Suddenly I realized it was a tombstone. “Oh yes,” David said. “Sam the Candyman Clark made fudge on the back of his tombstone for years. Nobody knew it was his tombstone.”
But there it was, with his name and date of birth, not death, carved beautifully into the white-and-beige marble.
Obviously, it was never used as one.
“Do you know the story of the Giant?” David asked me as I started to go. Well of course I did. I had written about Al Tomaini. In fact, my late husband’s father knew him well.
“No, no, the Viking Giant,” David said.
“What Viking Giant?” I asked, all ears and ready to type again, my small hand-held computer now balanced on my arm.
“He was Johann Petursson from Iceland. Much larger than Tomaini. Petursson was 8-foot-8. He performed with little people in Europe before the war. But so many of the little people — midgets — were sent to the gas chambers as inferior and he was sent to work in the shipyards. Forced labor of course. When he got out, he couldn’t bear to work there any longer. And he couldn’t find little people.”

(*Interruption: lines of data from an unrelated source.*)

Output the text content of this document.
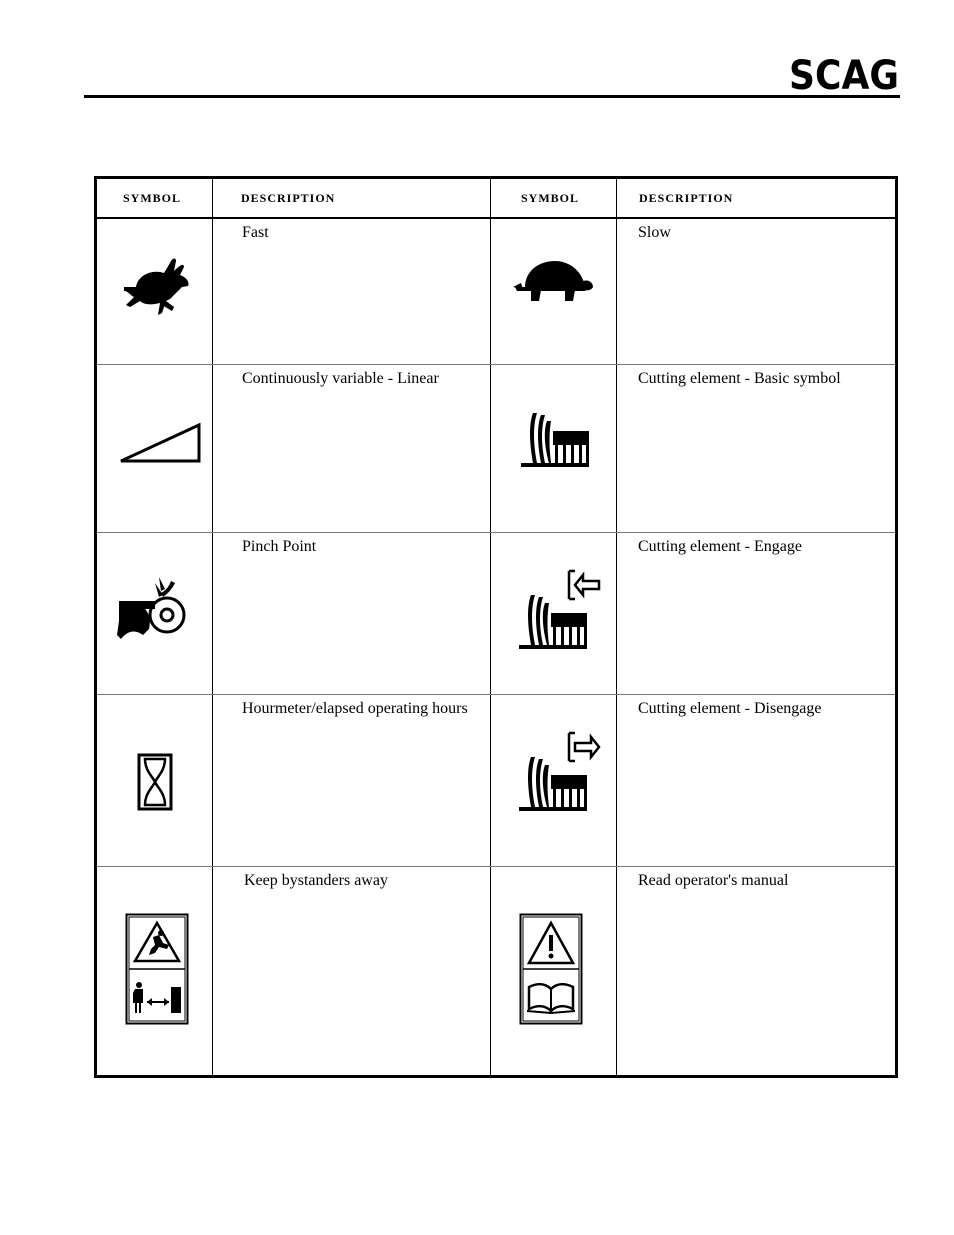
SCAG
SYMBOL	DESCRIPTION	SYMBOL	DESCRIPTION

Fast		Slow

Continuously variable - Linear		Cutting element - Basic symbol

Pinch Point		Cutting element - Engage

Hourmeter/elapsed operating hours		Cutting element - Disengage

Keep bystanders away		Read operator's manual
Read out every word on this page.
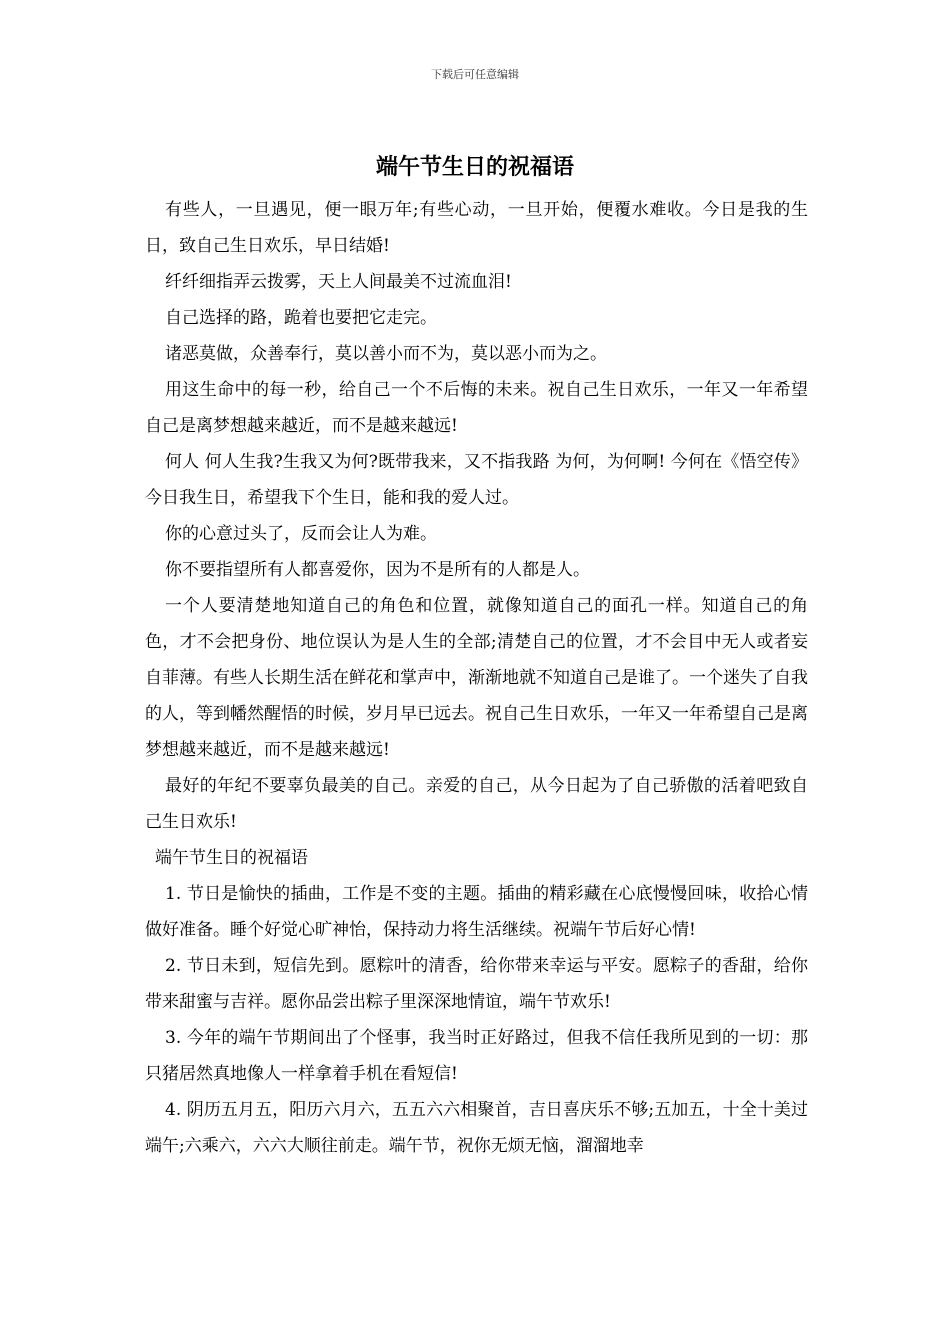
下载后可任意编辑
端午节生日的祝福语

有些人，一旦遇见，便一眼万年;有些心动，一旦开始，便覆水难收。今日是我的生日，致自己生日欢乐，早日结婚!

纤纤细指弄云拨雾，天上人间最美不过流血泪!

自己选择的路，跪着也要把它走完。

诸恶莫做，众善奉行，莫以善小而不为，莫以恶小而为之。

用这生命中的每一秒，给自己一个不后悔的未来。祝自己生日欢乐，一年又一年希望自己是离梦想越来越近，而不是越来越远!

何人 何人生我?生我又为何?既带我来，又不指我路 为何，为何啊! 今何在《悟空传》今日我生日，希望我下个生日，能和我的爱人过。

你的心意过头了，反而会让人为难。

你不要指望所有人都喜爱你，因为不是所有的人都是人。

一个人要清楚地知道自己的角色和位置，就像知道自己的面孔一样。知道自己的角色，才不会把身份、地位误认为是人生的全部;清楚自己的位置，才不会目中无人或者妄自菲薄。有些人长期生活在鲜花和掌声中，渐渐地就不知道自己是谁了。一个迷失了自我的人，等到幡然醒悟的时候，岁月早已远去。祝自己生日欢乐，一年又一年希望自己是离梦想越来越近，而不是越来越远!

最好的年纪不要辜负最美的自己。亲爱的自己，从今日起为了自己骄傲的活着吧致自己生日欢乐!

端午节生日的祝福语

1. 节日是愉快的插曲，工作是不变的主题。插曲的精彩藏在心底慢慢回味，收拾心情做好准备。睡个好觉心旷神怡，保持动力将生活继续。祝端午节后好心情!

2. 节日未到，短信先到。愿粽叶的清香，给你带来幸运与平安。愿粽子的香甜，给你带来甜蜜与吉祥。愿你品尝出粽子里深深地情谊，端午节欢乐!

3. 今年的端午节期间出了个怪事，我当时正好路过，但我不信任我所见到的一切：那只猪居然真地像人一样拿着手机在看短信!

4. 阴历五月五，阳历六月六，五五六六相聚首，吉日喜庆乐不够;五加五，十全十美过端午;六乘六，六六大顺往前走。端午节，祝你无烦无恼，溜溜地幸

If any were left, they had stayed in hiding.
So Johann came to America and worked with Ringling Brothers and later with Royal American Shows.
Okay, my tour had to end some time. But you can see and hear about all these things by arranging for a private tour with your friends, neighbors or social group. Teachers can bring their students in as a class.
For more information, call “Doc’s” cell (813) 765-7031. “I keep it on all the time,” he said. He prefers to be called just “Doc.”
You may also reach him by email at showmenshistory@gmail.com.
It is a tour that teaches much that even those of us who have been here many, many years don’t know. I know I am still amazed, and someday, I will go back.